Climate Cult - 27 East

Letters

Southampton Press / Opinion / Letters / 2078924

Climate Cult

I was struck by the opening remarks in Cailin Riley’s piece titled “Fossil Fuel Ban Proposed” [Residence, February 2]. She begins with: “Over the past few years, climate change has become a crisis that is impossible to ignore.”

This view, referring to an imminent climate crisis, has lost its sense of urgency for me. I have listened to it since the 1970s, and we certainly had real pollution issues then. But, as many of you can attest, reports of the Earth’s demise have been greatly exaggerated for some time.

Yes, we have data and prognostications charting a warming trend in global temperatures. I am not a “flat Earther.” But the hysterical doom being peddled by some does seem to collide with reason, and even science.

As humans, we endeavor to understand our planet. Yet it seems the more we learn, the more questions are raised about what we think we know.
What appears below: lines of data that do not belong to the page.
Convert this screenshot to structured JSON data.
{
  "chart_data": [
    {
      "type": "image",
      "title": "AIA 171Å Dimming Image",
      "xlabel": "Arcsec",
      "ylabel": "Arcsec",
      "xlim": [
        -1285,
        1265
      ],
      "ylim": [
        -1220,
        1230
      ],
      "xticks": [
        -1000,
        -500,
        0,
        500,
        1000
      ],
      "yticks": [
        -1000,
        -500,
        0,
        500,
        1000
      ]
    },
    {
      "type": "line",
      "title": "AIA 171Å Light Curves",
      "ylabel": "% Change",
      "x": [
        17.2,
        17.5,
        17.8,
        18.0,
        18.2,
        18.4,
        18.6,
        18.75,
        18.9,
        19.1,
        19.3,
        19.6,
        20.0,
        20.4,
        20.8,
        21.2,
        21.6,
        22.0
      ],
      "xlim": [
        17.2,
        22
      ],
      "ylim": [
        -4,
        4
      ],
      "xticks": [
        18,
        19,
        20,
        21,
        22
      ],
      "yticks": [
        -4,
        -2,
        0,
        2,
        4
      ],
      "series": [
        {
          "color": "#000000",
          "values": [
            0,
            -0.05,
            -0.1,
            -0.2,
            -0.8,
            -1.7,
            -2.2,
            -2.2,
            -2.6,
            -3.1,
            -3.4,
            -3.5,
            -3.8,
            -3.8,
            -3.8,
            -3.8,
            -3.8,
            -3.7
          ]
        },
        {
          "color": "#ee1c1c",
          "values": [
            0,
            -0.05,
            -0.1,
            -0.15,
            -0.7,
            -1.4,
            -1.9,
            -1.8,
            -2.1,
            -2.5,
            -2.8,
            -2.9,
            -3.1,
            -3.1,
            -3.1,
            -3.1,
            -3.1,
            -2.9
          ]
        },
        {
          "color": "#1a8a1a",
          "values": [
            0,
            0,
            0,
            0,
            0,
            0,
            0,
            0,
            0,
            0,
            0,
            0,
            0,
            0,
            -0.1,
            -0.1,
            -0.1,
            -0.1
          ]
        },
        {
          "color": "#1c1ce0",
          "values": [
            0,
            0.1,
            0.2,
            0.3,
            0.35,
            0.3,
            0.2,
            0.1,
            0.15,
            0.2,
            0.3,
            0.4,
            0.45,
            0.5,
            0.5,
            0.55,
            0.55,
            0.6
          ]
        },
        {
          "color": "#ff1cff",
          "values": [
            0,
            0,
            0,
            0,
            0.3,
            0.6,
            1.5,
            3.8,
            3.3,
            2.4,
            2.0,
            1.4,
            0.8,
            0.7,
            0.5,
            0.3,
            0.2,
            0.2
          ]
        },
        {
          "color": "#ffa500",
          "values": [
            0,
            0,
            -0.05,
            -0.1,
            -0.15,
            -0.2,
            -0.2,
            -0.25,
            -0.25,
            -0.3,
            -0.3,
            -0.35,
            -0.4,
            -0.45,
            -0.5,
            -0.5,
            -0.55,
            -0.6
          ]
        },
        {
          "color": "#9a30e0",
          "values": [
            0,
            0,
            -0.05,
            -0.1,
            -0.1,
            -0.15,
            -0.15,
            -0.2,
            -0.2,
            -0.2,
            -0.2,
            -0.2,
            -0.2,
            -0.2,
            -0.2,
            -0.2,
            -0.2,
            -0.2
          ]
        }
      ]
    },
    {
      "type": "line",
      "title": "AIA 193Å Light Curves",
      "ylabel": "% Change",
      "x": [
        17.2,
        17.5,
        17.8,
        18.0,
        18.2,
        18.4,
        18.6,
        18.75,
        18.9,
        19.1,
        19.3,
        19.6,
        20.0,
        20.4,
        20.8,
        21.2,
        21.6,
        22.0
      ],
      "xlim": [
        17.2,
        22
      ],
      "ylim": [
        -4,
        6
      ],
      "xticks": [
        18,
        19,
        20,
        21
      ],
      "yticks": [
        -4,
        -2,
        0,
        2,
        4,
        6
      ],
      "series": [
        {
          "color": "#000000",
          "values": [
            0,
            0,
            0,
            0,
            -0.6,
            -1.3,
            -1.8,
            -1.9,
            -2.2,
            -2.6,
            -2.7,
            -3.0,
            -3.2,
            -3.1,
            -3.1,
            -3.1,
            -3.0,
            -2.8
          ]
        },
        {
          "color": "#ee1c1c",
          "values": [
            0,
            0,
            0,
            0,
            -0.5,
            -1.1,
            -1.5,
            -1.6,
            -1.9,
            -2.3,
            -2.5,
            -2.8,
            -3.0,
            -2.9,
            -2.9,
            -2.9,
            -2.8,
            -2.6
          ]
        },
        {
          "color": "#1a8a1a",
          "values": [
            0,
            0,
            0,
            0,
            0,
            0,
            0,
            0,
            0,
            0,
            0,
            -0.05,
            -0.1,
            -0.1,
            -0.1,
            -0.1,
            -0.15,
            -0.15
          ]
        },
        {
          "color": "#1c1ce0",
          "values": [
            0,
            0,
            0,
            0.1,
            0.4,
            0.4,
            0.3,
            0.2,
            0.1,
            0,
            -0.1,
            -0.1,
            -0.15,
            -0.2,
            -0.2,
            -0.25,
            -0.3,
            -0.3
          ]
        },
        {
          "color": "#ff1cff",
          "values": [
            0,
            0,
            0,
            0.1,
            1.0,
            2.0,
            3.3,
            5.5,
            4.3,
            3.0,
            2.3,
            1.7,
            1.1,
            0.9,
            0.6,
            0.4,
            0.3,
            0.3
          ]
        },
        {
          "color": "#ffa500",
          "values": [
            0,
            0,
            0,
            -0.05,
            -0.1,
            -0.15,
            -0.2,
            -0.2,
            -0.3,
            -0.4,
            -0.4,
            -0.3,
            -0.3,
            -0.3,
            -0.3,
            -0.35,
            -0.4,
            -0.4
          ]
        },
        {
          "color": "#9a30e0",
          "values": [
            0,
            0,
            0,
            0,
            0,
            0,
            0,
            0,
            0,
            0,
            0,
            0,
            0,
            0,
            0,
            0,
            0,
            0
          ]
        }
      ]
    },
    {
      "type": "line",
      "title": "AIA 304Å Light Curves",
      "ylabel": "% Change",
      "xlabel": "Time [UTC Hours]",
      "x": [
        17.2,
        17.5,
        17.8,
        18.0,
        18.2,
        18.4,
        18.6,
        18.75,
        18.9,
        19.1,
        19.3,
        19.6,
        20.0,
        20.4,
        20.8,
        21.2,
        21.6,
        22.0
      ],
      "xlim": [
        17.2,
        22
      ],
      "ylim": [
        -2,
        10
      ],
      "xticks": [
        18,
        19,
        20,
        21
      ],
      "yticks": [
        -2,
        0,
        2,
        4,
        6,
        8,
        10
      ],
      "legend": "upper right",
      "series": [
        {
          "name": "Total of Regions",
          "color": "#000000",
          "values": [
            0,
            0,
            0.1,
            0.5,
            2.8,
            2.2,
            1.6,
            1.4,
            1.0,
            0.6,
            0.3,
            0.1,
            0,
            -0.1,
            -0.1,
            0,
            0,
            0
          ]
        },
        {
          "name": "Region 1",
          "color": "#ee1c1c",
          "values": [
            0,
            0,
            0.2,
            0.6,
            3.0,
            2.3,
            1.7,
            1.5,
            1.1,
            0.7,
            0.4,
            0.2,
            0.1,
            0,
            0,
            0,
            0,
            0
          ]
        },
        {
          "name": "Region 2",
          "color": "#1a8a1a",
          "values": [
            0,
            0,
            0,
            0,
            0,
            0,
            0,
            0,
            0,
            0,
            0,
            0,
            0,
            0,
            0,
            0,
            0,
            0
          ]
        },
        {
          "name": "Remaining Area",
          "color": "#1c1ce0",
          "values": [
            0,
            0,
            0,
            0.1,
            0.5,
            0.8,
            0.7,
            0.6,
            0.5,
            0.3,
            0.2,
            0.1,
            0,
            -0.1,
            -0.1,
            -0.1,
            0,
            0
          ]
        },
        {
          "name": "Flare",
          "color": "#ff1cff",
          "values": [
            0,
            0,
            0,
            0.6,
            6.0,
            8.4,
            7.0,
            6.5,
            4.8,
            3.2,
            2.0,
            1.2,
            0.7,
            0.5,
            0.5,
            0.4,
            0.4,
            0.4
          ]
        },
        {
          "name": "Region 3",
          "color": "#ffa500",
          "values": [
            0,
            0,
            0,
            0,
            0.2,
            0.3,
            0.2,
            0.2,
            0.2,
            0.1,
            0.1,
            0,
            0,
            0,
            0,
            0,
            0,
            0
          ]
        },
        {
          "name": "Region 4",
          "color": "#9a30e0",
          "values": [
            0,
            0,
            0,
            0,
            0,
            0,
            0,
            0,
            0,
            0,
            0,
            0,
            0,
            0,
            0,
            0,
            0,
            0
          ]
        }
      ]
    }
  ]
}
From the study of our continents and their birth from the supercontinent Pangea, we must acknowledge the dynamic forces always at work here on Earth. We are one volcanic eruption away from an extinction event. Frankly, we are along for the ride. We are not driving the bus. This doesn’t absolve us of responsible stewardship, but the fear and self-loathing in the name of climate activism is disturbing.

The Biden administration has unilaterally imposed draconian responses to these climate concerns. Obstructing the use of available and plentiful natural gas and oil has imposed high energy costs. These self-limitations are pointless if India, China and Russia ignore the call for compliance.

Much of our current debt explosion and inflation derives from environmental policy that will not accomplish anything sustainable. Our cure to this anxiety is to sacrifice our progress for a meaningless sense of virtue. We have abandoned reason to a cult that has frightened our nation into compliance.

Our obsession with EV modes of transportation will require an electrification infrastructure and power generation that we don’t have and can’t afford. The raw materials needed in EV batteries are in very short supply. Mining the cobalt, lithium and nickel in undeveloped countries actually does significant harm to the environment. Mining and refining these materials produces 4 to 7 percent of all global greenhouse gas emissions. In Africa, the working conditions of the hand labor used in mining cobalt is horrendous. Replacing autos with EVs without decreasing ownership will not stop the warming trend.

The cost of energy keeps going up. Passive generation like wind farming adds to this. The progressive’s devotion in this administration to end our current energy usage to satisfy dubious climate initiatives blinds us to our true potentials and future.